Avec l'exemple de la mairie de Montauban, il est facile de noter les nombreuses annonces de réalisations « vertes » de la part de la droite (avec pour symbole le Grenelle de l'environnement). Pour Martine Billard il faut prendre au sérieux la démarche : si on nous pique les idées c'est très bien car nous pouvons d'autant mieux en passer par la phase suivante, faire en sorte que les réalisations « vertes » entrent dans un projet plus globalement vert. A présent, toutes les formations politiques mettent du vert dans leurs propositions ce qui peut conduire l'écologie politique à s'en tenir à la revendication environnementaliste qui avance. Or c'est justement la preuve qu'il faut passer à la phase suivante : l'articulation du social et de l'écologique.

Les mesures vertes confortent la confusion qui gagne du terrain entre gauche et droite, car elles se répartissent dans les diverses formations avec parfois des avances non négligeables pour la droite plus décidée à bousculer le système qu'un PS plus prêt à la gérer à l'ancienne.


Conclusions politiques


Vu qu'on n'était ni dans une réunion d'experts, ni dans une réunion d'association, il était important de conclure par un point politique. La députée pense depuis longtemps qu'il faut avancer vers une force politique à gauche entre le NPA et le PS. Le PCF, les Verts, les Alternatif, le PG, aucune de ces forces ne peut représenter l'éventail en question.

Membre des Verts, elle pense donc qu'il faut aller au-delà sur la base d'une analyse du PS et de l'UMP qui fait que le PS n'arrive pas à se présenter comme alternative à Sarkozy faute d'ailleurs de comprendre le fond de la politique actuelle.

En y regardant de près, ce projet n'est rien d'autre, à l'échelle nationale, que le projet lancé en 2004 par l'AMP dans notre région, avec les difficultés rencontrés pour le faire vivre.

Pour la députée, le combat politique fait face à deux impasses : celle du « grand soir » (quand le capitalisme sera battu alors on va changer le monde) et celle du « petit matin » ai-je envie d'écrire : que chacun change son comportement et déjà le monde change.

Il faut donc une force organisée avec à la fois un projet global et des actions au quotidien.

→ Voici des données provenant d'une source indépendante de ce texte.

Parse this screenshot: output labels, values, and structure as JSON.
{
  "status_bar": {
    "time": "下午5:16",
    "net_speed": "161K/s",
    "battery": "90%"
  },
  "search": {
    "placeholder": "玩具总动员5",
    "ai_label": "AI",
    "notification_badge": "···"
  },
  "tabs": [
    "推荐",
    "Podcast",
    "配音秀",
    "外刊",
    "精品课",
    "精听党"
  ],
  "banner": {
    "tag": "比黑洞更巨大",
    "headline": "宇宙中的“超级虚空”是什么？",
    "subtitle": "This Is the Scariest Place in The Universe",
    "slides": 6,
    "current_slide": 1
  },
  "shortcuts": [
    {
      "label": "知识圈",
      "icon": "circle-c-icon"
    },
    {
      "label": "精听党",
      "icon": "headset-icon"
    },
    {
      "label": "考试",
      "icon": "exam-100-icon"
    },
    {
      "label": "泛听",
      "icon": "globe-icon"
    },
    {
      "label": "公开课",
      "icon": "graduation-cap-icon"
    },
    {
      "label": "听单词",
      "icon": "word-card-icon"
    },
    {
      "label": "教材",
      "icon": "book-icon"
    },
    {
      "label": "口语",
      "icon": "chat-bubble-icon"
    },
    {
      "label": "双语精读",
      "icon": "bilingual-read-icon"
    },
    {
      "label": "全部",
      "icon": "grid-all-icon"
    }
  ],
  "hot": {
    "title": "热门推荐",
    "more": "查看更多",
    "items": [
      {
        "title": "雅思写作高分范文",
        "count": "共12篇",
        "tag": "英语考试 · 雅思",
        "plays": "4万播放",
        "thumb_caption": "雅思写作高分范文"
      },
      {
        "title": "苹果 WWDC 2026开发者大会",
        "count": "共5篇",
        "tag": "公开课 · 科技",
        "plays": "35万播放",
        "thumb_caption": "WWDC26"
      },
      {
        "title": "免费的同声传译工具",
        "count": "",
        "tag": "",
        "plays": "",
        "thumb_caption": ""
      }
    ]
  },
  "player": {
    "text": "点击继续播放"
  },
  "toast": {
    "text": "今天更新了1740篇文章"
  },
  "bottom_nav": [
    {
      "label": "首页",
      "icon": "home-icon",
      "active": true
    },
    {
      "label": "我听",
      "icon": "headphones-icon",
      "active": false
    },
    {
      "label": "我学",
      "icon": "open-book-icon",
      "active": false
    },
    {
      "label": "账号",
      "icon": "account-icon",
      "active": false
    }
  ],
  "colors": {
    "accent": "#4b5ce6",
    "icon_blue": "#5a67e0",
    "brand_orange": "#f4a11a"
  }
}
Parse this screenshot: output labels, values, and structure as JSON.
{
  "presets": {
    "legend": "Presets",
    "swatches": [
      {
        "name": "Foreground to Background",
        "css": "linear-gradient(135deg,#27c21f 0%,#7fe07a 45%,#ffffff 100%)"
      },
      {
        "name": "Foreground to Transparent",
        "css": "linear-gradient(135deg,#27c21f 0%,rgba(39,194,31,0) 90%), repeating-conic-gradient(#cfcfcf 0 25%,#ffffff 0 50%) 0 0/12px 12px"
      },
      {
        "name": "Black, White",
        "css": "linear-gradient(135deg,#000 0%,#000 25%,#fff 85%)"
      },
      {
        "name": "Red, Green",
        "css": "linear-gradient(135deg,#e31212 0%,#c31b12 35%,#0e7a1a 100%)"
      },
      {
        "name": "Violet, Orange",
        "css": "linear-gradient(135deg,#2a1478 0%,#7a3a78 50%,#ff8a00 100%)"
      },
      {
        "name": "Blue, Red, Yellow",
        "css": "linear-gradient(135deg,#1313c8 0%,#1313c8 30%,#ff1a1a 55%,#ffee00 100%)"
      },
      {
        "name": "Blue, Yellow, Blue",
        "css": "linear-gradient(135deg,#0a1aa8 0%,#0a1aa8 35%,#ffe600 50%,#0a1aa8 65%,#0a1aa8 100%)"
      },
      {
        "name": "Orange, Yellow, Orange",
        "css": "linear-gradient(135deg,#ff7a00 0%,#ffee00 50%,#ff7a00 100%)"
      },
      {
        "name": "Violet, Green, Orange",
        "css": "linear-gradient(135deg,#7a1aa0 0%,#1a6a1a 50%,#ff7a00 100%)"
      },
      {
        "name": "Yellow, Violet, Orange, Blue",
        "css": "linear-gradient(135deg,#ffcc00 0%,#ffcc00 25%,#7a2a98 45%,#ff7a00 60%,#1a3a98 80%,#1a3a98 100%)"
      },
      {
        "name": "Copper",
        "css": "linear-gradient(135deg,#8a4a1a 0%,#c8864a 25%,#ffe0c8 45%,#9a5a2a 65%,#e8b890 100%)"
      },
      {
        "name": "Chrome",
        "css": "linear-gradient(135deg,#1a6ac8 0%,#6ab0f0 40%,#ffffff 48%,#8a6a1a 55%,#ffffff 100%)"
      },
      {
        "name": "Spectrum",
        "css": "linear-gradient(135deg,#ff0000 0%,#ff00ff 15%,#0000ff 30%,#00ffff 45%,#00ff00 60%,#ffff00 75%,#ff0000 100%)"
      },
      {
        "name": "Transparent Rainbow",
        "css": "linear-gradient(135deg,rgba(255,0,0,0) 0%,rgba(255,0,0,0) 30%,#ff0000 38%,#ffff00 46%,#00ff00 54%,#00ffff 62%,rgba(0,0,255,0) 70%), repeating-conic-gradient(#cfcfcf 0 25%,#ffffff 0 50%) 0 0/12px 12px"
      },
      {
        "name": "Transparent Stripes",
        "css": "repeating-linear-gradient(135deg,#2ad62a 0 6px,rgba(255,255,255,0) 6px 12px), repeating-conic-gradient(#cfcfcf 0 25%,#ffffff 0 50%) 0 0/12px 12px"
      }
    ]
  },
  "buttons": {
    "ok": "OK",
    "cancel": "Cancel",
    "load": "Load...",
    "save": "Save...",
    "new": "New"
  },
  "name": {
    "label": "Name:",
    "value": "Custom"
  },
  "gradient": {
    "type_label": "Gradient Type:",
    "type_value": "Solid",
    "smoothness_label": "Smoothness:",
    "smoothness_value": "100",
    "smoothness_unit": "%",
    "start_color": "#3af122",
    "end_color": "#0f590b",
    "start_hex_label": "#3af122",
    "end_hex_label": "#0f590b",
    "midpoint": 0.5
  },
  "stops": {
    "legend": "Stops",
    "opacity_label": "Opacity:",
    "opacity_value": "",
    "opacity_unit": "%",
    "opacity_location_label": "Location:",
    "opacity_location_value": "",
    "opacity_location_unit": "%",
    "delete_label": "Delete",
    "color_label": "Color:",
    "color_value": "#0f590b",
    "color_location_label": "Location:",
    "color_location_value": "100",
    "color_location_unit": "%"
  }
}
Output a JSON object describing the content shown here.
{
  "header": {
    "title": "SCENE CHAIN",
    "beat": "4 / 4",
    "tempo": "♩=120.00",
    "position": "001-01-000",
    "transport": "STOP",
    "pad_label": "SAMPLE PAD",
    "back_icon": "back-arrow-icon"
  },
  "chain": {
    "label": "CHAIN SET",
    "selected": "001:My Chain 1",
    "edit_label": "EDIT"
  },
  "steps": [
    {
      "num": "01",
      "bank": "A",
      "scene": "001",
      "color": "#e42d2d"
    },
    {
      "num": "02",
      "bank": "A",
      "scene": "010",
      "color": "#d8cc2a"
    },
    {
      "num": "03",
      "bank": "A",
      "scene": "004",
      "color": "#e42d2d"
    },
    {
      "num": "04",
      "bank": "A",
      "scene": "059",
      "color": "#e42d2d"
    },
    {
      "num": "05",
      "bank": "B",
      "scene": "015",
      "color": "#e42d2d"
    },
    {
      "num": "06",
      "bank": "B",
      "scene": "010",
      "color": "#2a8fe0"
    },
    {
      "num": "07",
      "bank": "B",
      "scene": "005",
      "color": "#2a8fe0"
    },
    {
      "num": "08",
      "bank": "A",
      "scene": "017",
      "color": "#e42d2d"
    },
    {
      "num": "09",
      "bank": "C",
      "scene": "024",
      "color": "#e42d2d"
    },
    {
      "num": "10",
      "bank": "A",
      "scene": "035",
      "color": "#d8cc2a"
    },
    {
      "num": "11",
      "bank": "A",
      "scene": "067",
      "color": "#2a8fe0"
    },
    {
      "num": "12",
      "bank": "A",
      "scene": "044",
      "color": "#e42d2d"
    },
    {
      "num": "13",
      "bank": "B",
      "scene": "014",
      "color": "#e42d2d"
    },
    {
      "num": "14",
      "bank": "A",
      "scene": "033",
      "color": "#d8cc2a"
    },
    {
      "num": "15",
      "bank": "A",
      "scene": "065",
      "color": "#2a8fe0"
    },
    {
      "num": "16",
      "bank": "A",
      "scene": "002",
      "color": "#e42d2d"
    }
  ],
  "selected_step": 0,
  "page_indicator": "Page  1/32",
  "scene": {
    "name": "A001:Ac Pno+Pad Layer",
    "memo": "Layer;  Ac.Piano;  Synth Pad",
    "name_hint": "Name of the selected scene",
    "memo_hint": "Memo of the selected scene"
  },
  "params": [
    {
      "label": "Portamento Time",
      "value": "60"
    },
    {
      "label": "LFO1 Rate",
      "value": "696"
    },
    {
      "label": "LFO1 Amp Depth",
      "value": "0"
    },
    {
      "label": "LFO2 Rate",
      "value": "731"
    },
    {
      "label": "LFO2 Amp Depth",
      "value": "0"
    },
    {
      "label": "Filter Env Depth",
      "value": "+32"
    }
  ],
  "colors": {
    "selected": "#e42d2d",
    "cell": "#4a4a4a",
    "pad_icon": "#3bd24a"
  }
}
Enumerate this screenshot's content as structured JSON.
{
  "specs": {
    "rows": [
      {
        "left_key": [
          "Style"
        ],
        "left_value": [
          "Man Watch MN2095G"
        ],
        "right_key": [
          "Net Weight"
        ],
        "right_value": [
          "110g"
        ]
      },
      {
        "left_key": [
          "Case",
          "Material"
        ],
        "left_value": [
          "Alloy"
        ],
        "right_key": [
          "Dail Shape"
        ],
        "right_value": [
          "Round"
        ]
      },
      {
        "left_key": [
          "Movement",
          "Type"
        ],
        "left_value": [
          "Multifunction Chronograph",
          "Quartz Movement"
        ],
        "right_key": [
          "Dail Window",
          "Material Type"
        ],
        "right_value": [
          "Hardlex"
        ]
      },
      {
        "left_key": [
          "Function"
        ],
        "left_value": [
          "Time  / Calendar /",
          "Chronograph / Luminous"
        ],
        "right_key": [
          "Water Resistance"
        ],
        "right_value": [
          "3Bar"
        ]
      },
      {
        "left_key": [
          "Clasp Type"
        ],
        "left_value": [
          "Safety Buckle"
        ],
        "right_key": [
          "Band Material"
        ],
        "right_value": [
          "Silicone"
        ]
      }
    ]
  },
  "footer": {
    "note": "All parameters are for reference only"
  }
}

Au quotidien, la naissance des AMAP a été rappelée comme moyen d'échapper au monde marchand traditionnel. Comment articuler à « gauche » depuis des années, cette action concrète et le projet global ? Tout est là.


Commentaire personnel et perspective avec les régionales


J'ai réellement apprécié à la fois la qualité d'écoute de Martine Billard et ses prises de position que je découvrais pour la première fois. Voici à présent un complément « électoraliste ».

Electoralement, je note: le rendez-vous des élections européennes est raté pas parce que il existe des listes différentes mais parce que les regroupements restent trompeurs. L'idée de départ de Mélenchon, aller du NPA au MRC, était erronée car le NPA a une stratégie propre qui n'est pas celle d'une force à rassembler entre lui et le PS. Toute confusion autour du mot unité fait reculer l'unité !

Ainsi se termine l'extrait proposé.